Tegelijkertijd zijn magische lessen niet vereist. Het is voldoende voor een Wicca om zich te houden aan de basisconcepten van religie en op zijn eigen manier eerbied te tonen voor de Godin en God. Het grootste deel van de doctrine richt zich echter op hekserij, zonder welke er zal zijn:
- heilige plaatsen en rituelen;
- kerkdiensten en sacramenten;
- Schrift en gebeden.
Zelfs de feestdagen van de Wiccans zijn magische rituelen, en de gemeenschap is een coven van heksen en tovenaars, en beoefenaars.
Wicca symboliek brengt veel oude symbolen uit verschillende culturen samen, maar er zijn ook strikt officiële tekens die te zien zijn op Wicca grafstenen. Het eerste dergelijke teken is een recht pentagram, dat de harmonie van de elementen onder leiding van de geest weergeeft. Het tweede teken is het maansymbool, het duidt de Godin aan.
Rituelen en feesten
De Wiccans hebben geen algemeen aanvaarde rituelen: elke volgeling of coven bedenkt zelf een manier van handelen en creëert zijn eigen rituelen. En dit alles is vastgelegd in het boek der schaduwen - een verzameling spreuken, ceremonies en andere magische informatie die aan niemand wordt verteld. Maar het is bekend waar de Wicca-rituelen aan zijn gewijd:
- initiatie praktijken;
- sabbatten en esbats;
- Wiccaning, wanneer een pasgeboren kind aan God en de Godin wordt aangeboden om hun bescherming te krijgen (dit is geen opdracht en geen analogie van de doop onder christenen);
- handvasten is een Wicca huwelijksritueel.

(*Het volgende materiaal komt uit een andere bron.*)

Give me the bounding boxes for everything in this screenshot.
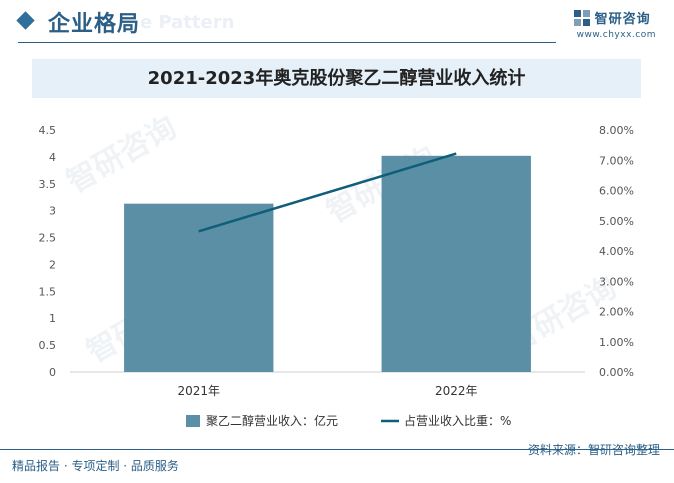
legend-bar-swatch	[186, 415, 200, 427]
left-axis-tick-label: 3	[49, 205, 56, 218]
left-axis-tick-label: 2.5	[39, 232, 57, 245]
left-axis-tick-label: 1	[49, 312, 56, 325]
brand-logo-icon	[573, 9, 590, 26]
x-axis-tick-label: 2021年	[177, 384, 220, 398]
right-axis-tick-label: 7.00%	[599, 154, 634, 167]
right-axis-tick-label: 2.00%	[599, 306, 634, 319]
right-axis-tick-label: 6.00%	[599, 185, 634, 198]
right-axis-tick-label: 5.00%	[599, 215, 634, 228]
left-axis-tick-label: 0.5	[39, 339, 57, 352]
brand-url: www.chyxx.com	[576, 30, 656, 40]
chart-title-band	[32, 59, 641, 98]
bar	[381, 155, 531, 372]
left-axis-tick-label: 3.5	[39, 178, 57, 191]
left-axis-tick-label: 4.5	[39, 124, 57, 137]
right-axis-tick-label: 3.00%	[599, 275, 634, 288]
footer-divider	[0, 449, 674, 450]
bar	[124, 203, 274, 372]
right-axis-tick-label: 4.00%	[599, 245, 634, 258]
chart-title: 2021-2023年奥克股份聚乙二醇营业收入统计	[147, 68, 526, 89]
brand: 智研咨询 www.chyxx.com	[573, 8, 656, 40]
x-axis-tick-label: 2022年	[435, 384, 478, 398]
left-axis-tick-label: 2	[49, 258, 56, 271]
left-axis-tick-label: 4	[49, 151, 56, 164]
legend-bar-label: 聚乙二醇营业收入：亿元	[206, 413, 338, 428]
left-axis-tick-label: 1.5	[39, 285, 57, 298]
left-axis-tick-label: 0	[49, 366, 56, 379]
header-divider	[18, 42, 556, 43]
footer-slogan: 精品报告 · 专项定制 · 品质服务	[12, 459, 179, 473]
source-note: 资料来源：智研咨询整理	[527, 443, 660, 457]
series-line	[198, 152, 457, 233]
brand-name: 智研咨询	[594, 12, 651, 27]
background-pattern-text: e Pattern	[140, 12, 235, 33]
section-title: 企业格局	[48, 12, 141, 37]
right-axis-tick-label: 0.00%	[599, 366, 634, 379]
legend-line-label: 占营业收入比重：%	[404, 413, 511, 428]
header: e Pattern 企业格局 智研咨询 www.chyxx.com	[0, 0, 674, 44]
right-axis-tick-label: 1.00%	[599, 336, 634, 349]
right-axis-tick-label: 8.00%	[599, 124, 634, 137]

Wiccans geloven dat de krachten van de elementen kunnen worden gecontroleerd door wilskracht, en zo veranderingen in het mentale en fysieke niveau van het leven van mensen veroorzaken.
Wicca-vakanties zijn van voorchristelijke oorsprong en worden geassocieerd met de wisselende seizoenen. En de Wicca-kalender wordt het 'wiel van het jaar' genoemd. Alle feestdagen zijn verdeeld in 2 groepen: 4 grote feestdagen van de wisseling van de seizoenen en 4 feestdagen voor de dagen van de herfst- en lente-equinox, evenals de zonnewende. Al deze feestdagen worden sabbats genoemd. Bovendien worden de volle maan en nieuwe maan, die esbats worden genoemd, als feestelijke tijden beschouwd.